Using the documents to locate the family of the owner, a German lawyer of little consequence who subsequently joined the dreaded SS and died towards the end of World War II in Prague, the historian weaves a compelling story of an ‘ordinary’ Nazi. While that is a fascinating tale by itself, the larger question centres on collective and family memory. Why are stories of a family member’s involvement in something that is today deemed shameful or unacceptable buried in silence?
This is something that has been spoken about in the context of Germany after 1945. Why did an entire nation choose to cover up its involvement in the Nazi project with silence? More to the point, what did responses such as ‘we didn’t know’ and ‘horrible things happened during the war’ tell us about the process of deliberately forgetting?
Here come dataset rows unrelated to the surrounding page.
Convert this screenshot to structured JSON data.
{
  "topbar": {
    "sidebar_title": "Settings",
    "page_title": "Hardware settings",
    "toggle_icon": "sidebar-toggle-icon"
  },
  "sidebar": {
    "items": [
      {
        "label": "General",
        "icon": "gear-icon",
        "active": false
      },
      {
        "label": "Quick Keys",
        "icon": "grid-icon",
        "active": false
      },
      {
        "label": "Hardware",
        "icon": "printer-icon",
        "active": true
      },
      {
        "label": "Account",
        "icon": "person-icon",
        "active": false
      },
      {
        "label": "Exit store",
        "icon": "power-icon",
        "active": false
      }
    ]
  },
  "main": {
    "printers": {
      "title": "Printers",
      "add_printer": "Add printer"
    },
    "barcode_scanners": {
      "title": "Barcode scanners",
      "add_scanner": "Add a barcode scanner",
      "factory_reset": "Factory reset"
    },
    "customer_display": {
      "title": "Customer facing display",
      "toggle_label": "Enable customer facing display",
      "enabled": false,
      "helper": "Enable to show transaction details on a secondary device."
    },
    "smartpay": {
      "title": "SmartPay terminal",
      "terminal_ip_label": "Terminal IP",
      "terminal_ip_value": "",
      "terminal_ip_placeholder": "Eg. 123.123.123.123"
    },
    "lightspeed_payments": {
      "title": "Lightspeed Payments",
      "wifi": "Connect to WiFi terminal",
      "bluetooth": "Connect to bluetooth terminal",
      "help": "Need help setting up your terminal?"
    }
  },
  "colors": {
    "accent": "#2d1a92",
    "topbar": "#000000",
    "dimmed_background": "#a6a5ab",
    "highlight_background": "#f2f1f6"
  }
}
There have been many historical studies done on what we choose to remember and what stories are conveniently forgotten. Many of these works centre on the German experience, but an equally interesting focus is on the experience of the Vichy regime in France between 1940 and 1944. The larger issue of ‘collaboration’ with the ‘enemy’ got me thinking of the experience in East Pakistan between the military crackdown in March 1971 and the Pakistani surrender in December. Why are there no worthwhile studies of the Bengali collaborators? For that matter, India awaits a good book on the native loyalism that sustained che British Raj in India.
Postscript: I attended the rally with a double mask but mercifully escaped the worst of the jostling. I was merely careful.